⚠️ IMPORTANT: All features are experimental, under active development. Use at your own risk. Customization to your workflow required. © 2026 GLG, a.s. | ← Back to Index
10. Why HALT & Rate Limiting Exist — Token Economics
10.1 The Problem: Multi-Agent Token Waste
Without coordination controls, multi-agent teams waste tokens dramatically:
| Scenario | Without Controls | With HALT + CLAIM | Savings |
|---|---|---|---|
| 2 agents answer same question | 2× tokens | 1× (leader assigns one) | 50% |
| Agent works during strategy change | Wasted work + redo | HALT stops immediately | 100% of wasted |
| 3 agents edit same file | Merge conflicts + fixes | CLAIM prevents overlap | 60-80% |
| Agent loads full context every recall | 50K tokens per query | Focus Engine: 2K tokens | 96% |
| 5 agents on cloud model idle | 5× heartbeat/compaction cost | Local models for idle agents | 80% |
Real example from our production team: - 5 agents, shared Anthropic API key - Without HALT: agents kept working during Pavel's "moment" → wasted ~$15 in tokens - With HALT: "STOP" in chat → all agents pause within 30 seconds → $0 waste
10.2 HALT — When to Use
# Owner says "moment" or "počkej" in chat → bridge detects automatically
# Supported keywords: stop, halt, počkej, moment, wait, zastav
# Programmatic HALT:
requests.post(f"{COORD}/halt", json={
"target": "coder", # specific agent
"reason": "Reviewing architecture — don't code yet"
})
# HALT all agents:
requests.post(f"{COORD}/halt", json={
"target": "*",
"reason": "Strategy meeting — everyone stop"
})
# Agent checks if halted:
if coord.is_halted("coder"):
# Don't start any work, wait for resolution
pass
10.3 CLAIM — Prevent Duplicate Work
# Before editing a file:
coord.claim(agent="coder", scope="src/api.py", reason="Adding /v2/recall")
# Before starting a task:
coord.claim(agent="researcher", scope="task/market-analysis",
reason="Researching competitor pricing")
# Check before acting:
status = coord.check_scope("src/api.py")
if status["claimed"] and status["agent"] != "me":
# Someone else is working on it — wait or pick another task
pass
# After finishing:
coord.release(agent="coder", scope="src/api.py")

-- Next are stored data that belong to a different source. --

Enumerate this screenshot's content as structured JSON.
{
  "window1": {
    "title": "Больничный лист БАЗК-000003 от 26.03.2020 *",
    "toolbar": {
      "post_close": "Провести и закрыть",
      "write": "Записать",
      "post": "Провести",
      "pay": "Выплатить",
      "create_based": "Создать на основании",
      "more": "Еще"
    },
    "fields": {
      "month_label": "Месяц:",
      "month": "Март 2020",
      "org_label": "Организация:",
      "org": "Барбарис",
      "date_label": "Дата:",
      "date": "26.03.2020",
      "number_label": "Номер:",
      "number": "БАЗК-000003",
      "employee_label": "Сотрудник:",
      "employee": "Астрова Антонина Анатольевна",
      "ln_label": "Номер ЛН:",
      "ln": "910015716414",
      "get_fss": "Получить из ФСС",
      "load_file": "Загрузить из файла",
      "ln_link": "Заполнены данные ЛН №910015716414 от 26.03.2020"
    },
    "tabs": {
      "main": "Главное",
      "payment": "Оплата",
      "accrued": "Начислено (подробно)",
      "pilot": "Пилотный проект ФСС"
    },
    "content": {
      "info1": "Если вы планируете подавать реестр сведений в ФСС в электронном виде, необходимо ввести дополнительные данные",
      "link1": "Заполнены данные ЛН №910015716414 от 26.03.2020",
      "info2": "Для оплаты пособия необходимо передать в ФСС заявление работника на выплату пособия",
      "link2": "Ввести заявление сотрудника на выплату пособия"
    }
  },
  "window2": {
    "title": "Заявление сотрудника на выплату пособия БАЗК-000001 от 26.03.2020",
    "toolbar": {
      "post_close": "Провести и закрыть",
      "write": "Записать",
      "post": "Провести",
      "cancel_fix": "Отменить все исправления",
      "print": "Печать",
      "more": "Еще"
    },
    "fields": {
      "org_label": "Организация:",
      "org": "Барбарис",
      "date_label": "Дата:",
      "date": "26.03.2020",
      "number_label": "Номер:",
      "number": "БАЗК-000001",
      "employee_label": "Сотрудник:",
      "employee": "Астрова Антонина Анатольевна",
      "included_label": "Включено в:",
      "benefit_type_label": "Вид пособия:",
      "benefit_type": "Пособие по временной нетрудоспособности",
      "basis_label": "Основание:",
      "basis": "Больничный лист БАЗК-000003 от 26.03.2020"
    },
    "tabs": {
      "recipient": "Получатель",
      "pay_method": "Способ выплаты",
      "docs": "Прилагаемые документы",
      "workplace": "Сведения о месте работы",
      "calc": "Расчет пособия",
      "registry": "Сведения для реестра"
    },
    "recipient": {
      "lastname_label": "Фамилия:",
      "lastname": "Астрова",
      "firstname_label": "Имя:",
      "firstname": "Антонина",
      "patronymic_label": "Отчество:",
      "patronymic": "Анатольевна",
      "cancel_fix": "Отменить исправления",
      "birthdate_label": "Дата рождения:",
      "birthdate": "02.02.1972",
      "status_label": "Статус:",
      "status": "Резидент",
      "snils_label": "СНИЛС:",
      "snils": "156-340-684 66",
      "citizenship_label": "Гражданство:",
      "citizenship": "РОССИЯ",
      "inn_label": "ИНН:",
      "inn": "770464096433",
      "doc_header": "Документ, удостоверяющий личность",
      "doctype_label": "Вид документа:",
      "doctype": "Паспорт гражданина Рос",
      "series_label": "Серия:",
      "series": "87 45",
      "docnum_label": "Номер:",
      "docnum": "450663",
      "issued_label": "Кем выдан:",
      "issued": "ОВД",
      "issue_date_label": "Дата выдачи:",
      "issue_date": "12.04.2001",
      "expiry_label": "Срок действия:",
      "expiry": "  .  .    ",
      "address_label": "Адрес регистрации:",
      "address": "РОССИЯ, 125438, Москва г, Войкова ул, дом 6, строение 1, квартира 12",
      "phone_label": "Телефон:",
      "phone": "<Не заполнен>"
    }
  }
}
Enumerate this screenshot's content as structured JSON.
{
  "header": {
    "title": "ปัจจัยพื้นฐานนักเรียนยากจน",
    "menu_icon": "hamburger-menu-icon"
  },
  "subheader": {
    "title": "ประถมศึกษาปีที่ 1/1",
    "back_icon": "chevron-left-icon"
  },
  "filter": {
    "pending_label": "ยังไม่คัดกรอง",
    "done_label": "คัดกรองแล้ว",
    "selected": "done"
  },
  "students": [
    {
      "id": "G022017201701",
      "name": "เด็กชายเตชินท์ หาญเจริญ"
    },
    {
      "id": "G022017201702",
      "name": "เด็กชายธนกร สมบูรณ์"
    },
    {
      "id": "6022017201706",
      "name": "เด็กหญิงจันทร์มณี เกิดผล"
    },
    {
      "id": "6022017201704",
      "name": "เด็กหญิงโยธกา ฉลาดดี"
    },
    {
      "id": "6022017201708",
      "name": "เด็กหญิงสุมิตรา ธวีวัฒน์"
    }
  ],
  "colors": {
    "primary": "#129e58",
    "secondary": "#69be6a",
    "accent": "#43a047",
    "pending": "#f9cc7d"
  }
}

10.4 Rate Limiting — Control Token Burn
# Input filter rate limiting prevents memory flooding:
config = {
"rate_limit_per_min": 50, # max 50 entries per minute
"max_entry_tokens": 1500, # reject oversized entries
}
# For recall — always use token budget:
context = uaml.recall("query", budget_tokens=800) # never unbounded!